July 25, 2008

Of Bengalis and Mustards...

I am one blog old and have already had some useful and strong sense drilled into my head by my friends whom I invited to read it. I should say that the strongest one came again from Sincy in form of a one liner “Why just history of Bengali food?” At this point I feel compelled to defend my self – being a Bengali I cannot let go that famous pride of ‘Amra Bangali” (We the Bengalis) that most of us bask in. Hence, the feeling megalomania sets in once in a while that assures us that everything from Rabindra sangeet to History of Bengali food (to think of it, I hated history in school!!!) is worth enlightening the whole world about. But a few raps on the head and the megalomania fades to give way to better senses…

Now getting into Bengali food from History of it I think the most common question that my friends pose in context of bengali food is regarding mustard seed and paste. It is impossible to think of bengali food without thinking of mustard, especially the famous Shorshe Mach (Fish in mustard sauce). The dish itself has quite a few varieties and each is a delicacy in itself. Coming back to mustard, t
here are three types of mustard seeds–

White mustard: these seeds provide the mildest flavor.

Brown mustard: these seeds are more pungent than white

Black mustard: black seeds have a very strong and distinctive flavor

Mustard is used in many forms and in a whole lot of recipes. The whole Mustard seeds are used for tempering, to add flavor to the oil. The Mustard paste is very popular in mostly Bengali or east Indian cooking. Mustard Oil is also an important part of Bengali Cooking and traditional Bengali Cooking mostly used Mustard Oil as the cooking medium. There is also a spicy, tangy variety of table mustard called 'Kasundi' that is used as a sauce.

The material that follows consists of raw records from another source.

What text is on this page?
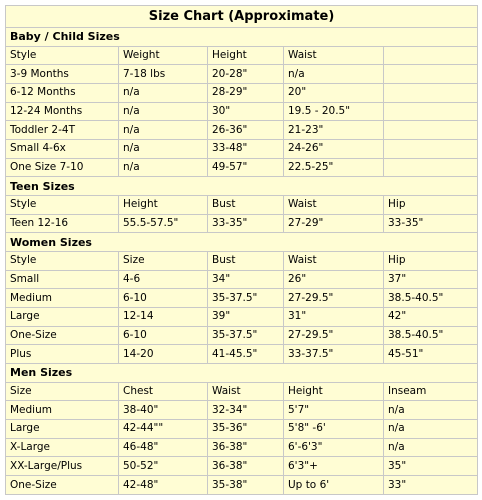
Size Chart (Approximate)				
Baby / Child Sizes				
Style	Weight	Height	Waist	
3-9 Months	7-18 lbs	20-28"	n/a	
6-12 Months	n/a	28-29"	20"	
12-24 Months	n/a	30"	19.5 - 20.5"	
Toddler 2-4T	n/a	26-36"	21-23"	
Small 4-6x	n/a	33-48"	24-26"	
One Size 7-10	n/a	49-57"	22.5-25"	
Teen Sizes				
Style	Height	Bust	Waist	Hip
Teen 12-16	55.5-57.5"	33-35"	27-29"	33-35"
Women Sizes				
Style	Size	Bust	Waist	Hip
Small	4-6	34"	26"	37"
Medium	6-10	35-37.5"	27-29.5"	38.5-40.5"
Large	12-14	39"	31"	42"
One-Size	6-10	35-37.5"	27-29.5"	38.5-40.5"
Plus	14-20	41-45.5"	33-37.5"	45-51"
Men Sizes				
Size	Chest	Waist	Height	Inseam
Medium	38-40"	32-34"	5'7"	n/a
Large	42-44""	35-36"	5'8" -6'	n/a
X-Large	46-48"	36-38"	6'-6'3"	n/a
XX-Large/Plus	50-52"	36-38"	6'3"+	35"
One-Size	42-48"	35-38"	Up to 6'	33"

For the sorshe mach, I use a mixture of black and yellow mustard, they kind of balance each other out. About equal parts of each. Grind mustard to a paste with green chillis and salt, this prevents the mustard paste from turning bitter. Though my mother swears by the traditional Shil-nora (mortar and pestle), I am quite happy with my humble mixer and grinder. The problem is that one cannot grind small quantities of mustard in that mean machine. The easier option is to grind about a cup of mustard, with one tbsp of salt and about 6 green chilles, use the amount required and store the rest in an air tight container in the freezer. The paste stays put for about two-three weeks.

Now that we have the mustard paste out of the way, may be I can gather courage to proceed to some recipes using this paste...

1 comment:

Rakhi Chanda said...

In absence of white mustard seeds and to avoid the bitterness of the black seeds,sieving the paste of the same gives an equally wonderful aroma which is also good for the 'petroga bangalis'.